# Login-Programmierung mit NetBeans



## anfänger09 (15. Mai 2015)

Hi Leute,

hab ein Problem mit einer Login-Programmierung bei NetBeans... Wenn ich das Programm (welches nebenbei auch nicht funktioniert :noe: ) starten möchte, dann erscheint in der Konsole:

Starting GlassFish Server 4.1
GlassFish Server 4.1 is running.
In-place deployment at D:\[...]\build\web
GlassFish Server 4.1, deploy, Connection refused: connect, false
D:\[...]\nbproject\build-impl.xml:1045: The module has not been deployed.
See the server log for details.
BUILD FAILED (total time: 7 seconds)

Was bedeutet das? Eben ging es noch, jetzt kommt plötzlich dieser Fehler...

Danke!


----------



## Dompteur (15. Mai 2015)

anfänger09 hat gesagt.:


> ..
> Starting GlassFish Server 4.1
> GlassFish Server 4.1 is running.
> In-place deployment at D:\[...]\build\web
> ...


Was steht denn da drin ?


----------



## anfänger09 (15. Mai 2015)

Hi Dompteur, 

wo finde ich das server log?

Zeile 1045 ist diese hier:
        <nbdeploy clientUrlPart="${client.urlPart}" debugmode="true" forceRedeploy="${forceRedeploy}"/>
hab debugmode="true" selbst gesetzt, das war vorher auf "false" (hatte da ein Kommentar im Internet gefunden, welcher meinte, dass es danach gehen sollte - tut es aber immer noch nicht...)


----------



## Dompteur (15. Mai 2015)

anfänger09 hat gesagt.:


> Hi Dompteur,
> 
> wo finde ich das server log?


Ich verwende Netbeans ja nicht, aber google hat mich hierher verwiesen: FaqLogMessagesFile - NetBeans Wiki


----------



## anfänger09 (15. Mai 2015)

Dachte das Problem entsteht durch GlassFish... 

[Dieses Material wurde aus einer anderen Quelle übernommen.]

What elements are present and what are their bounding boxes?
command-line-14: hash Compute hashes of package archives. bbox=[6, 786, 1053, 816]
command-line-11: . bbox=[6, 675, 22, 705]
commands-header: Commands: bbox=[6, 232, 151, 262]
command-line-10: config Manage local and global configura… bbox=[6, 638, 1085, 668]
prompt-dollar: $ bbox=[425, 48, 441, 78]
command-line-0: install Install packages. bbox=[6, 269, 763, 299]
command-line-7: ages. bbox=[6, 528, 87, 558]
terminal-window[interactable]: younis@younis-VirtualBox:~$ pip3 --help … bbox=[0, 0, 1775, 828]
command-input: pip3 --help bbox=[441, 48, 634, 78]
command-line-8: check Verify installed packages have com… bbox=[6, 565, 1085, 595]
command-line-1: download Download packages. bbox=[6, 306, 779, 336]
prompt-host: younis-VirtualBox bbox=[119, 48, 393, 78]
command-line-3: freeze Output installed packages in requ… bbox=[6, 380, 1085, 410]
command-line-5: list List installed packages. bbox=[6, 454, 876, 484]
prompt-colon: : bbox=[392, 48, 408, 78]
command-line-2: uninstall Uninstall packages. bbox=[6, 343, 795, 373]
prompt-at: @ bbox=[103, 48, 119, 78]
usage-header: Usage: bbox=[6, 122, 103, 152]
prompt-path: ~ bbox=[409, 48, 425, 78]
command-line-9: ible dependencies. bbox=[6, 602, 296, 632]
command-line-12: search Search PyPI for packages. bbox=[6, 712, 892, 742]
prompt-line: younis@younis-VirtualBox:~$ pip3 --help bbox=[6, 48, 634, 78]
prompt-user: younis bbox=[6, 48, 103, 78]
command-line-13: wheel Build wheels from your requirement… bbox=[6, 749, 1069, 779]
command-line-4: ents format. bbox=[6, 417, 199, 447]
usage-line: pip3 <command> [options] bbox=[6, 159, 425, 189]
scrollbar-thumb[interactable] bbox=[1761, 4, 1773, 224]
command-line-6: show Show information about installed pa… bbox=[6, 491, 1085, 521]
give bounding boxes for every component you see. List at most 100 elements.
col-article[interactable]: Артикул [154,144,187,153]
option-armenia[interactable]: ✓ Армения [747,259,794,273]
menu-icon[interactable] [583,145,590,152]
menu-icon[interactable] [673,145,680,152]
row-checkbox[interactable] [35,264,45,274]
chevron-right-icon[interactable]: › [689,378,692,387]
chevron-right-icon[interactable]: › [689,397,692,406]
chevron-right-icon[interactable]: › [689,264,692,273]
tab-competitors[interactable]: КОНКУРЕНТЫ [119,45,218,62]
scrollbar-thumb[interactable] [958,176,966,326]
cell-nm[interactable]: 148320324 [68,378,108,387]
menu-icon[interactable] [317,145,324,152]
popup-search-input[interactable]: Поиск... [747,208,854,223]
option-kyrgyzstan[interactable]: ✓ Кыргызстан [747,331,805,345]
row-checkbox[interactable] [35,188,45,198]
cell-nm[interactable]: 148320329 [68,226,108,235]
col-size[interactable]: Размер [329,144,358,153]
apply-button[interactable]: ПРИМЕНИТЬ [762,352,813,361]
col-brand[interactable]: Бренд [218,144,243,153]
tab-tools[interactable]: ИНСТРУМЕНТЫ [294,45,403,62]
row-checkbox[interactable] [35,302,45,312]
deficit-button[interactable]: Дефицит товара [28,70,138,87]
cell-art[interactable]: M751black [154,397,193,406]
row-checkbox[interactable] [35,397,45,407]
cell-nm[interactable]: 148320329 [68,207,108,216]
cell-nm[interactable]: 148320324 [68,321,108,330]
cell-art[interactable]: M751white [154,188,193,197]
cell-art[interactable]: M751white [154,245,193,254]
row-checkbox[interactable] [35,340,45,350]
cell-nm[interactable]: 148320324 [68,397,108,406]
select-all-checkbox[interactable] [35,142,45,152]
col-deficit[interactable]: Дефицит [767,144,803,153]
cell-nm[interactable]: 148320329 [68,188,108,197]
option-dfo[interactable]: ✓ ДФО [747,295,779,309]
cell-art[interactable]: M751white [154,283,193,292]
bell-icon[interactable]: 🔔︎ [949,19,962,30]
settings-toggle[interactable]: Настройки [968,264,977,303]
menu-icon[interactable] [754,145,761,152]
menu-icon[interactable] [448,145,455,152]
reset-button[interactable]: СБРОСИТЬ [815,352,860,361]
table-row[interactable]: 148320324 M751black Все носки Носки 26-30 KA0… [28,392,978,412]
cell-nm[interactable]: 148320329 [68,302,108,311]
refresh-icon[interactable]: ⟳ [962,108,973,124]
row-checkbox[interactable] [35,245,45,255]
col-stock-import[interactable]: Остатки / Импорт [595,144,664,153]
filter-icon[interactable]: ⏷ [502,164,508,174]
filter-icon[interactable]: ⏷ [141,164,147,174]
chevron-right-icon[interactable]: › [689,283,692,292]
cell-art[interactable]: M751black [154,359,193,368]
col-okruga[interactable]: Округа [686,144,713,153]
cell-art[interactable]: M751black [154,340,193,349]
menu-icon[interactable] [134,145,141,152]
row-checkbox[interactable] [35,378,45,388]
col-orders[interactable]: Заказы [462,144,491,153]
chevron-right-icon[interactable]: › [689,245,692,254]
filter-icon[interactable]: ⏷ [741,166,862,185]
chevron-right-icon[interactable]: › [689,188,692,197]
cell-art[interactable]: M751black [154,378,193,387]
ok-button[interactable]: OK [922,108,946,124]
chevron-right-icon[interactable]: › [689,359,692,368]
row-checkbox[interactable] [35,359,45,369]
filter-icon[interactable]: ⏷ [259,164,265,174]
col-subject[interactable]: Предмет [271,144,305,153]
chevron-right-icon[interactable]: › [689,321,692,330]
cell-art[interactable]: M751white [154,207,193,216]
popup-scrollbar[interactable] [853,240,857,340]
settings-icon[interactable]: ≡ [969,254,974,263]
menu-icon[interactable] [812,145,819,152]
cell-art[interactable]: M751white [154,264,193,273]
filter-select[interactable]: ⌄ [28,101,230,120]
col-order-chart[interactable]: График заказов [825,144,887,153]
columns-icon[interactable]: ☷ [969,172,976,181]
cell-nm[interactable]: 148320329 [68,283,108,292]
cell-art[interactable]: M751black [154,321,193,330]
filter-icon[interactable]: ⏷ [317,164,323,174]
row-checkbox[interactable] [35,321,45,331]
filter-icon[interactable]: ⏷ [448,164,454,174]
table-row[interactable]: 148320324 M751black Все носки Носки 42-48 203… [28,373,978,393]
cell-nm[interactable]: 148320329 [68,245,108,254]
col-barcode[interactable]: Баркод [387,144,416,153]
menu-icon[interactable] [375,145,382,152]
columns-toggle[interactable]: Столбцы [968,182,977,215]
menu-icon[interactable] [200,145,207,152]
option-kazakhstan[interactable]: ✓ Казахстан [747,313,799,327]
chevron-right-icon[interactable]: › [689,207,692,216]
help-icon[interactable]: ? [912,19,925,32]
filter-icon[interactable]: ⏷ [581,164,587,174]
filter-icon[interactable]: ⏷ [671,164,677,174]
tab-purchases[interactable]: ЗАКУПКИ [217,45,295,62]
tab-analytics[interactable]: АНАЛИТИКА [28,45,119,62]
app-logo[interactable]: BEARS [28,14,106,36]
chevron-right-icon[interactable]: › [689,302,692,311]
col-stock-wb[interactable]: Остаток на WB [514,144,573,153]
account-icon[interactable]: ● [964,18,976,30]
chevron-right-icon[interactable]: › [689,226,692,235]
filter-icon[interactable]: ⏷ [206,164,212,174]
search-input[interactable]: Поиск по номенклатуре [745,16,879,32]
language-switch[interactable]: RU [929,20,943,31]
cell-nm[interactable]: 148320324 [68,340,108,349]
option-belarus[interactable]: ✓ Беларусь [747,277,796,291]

hier erstmal der Inhalt der Message.log:

INFO [org.netbeans.modules.parsing.impl.TaskProcessor]: Task: org.netbeans.modules.csl.navigation.BreadCrumbsTask@29fcc5af : class org.netbeans.modules.csl.navigation.BreadCrumbsTask ignored cancel for 124 ms.
INFO [org.netbeans.modules.j2ee.deployment.impl.TargetServer]: Cannot incrementally deploy to more than one target
INFO [org.netbeans.modules.j2ee.deployment.devmodules.api.Deployment]
The module has not been deployed.
See the server log for details.
[catch] at org.netbeans.modules.j2ee.deployment.devmodules.api.Deployment.deploy(Deployment.java:259)
    at org.netbeans.modules.j2ee.deployment.devmodules.api.Deployment.deploy(Deployment.java:166)
    at org.netbeans.modules.j2ee.ant.Deploy.execute(Deploy.java:111)
    at org.apache.tools.ant.UnknownElement.execute(UnknownElement.java:292)
    at sun.reflect.GeneratedMethodAccessor53.invoke(Unknown Source)
    at sun.reflect.DelegatingMethodAccessorImpl.invoke(DelegatingMethodAccessorImpl.java:43)
    at java.lang.reflect.Method.invoke(Method.java:497)
    at org.apache.tools.ant.dispatch.DispatchUtils.execute(DispatchUtils.java:106)
    at org.apache.tools.ant.Task.perform(Task.java:348)
    at org.apache.tools.ant.Target.execute(Target.java:435)
    at org.apache.tools.ant.Target.performTasks(Target.java:456)
    at org.apache.tools.ant.Project.executeSortedTargets(Project.java:1393)
    at org.apache.tools.ant.Project.executeTarget(Project.java:1364)
    at org.apache.tools.ant.helper.DefaultExecutor.executeTargets(DefaultExecutor.java:41)
    at org.apache.tools.ant.Project.executeTargets(Project.java:1248)
    at org.apache.tools.ant.module.bridge.impl.BridgeImpl.run(BridgeImpl.java:286)
    at org.apache.tools.ant.module.run.TargetExecutor.run(TargetExecutor.java:555)
    at org.netbeans.core.execution.RunClassThread.run(RunClassThread.java:153)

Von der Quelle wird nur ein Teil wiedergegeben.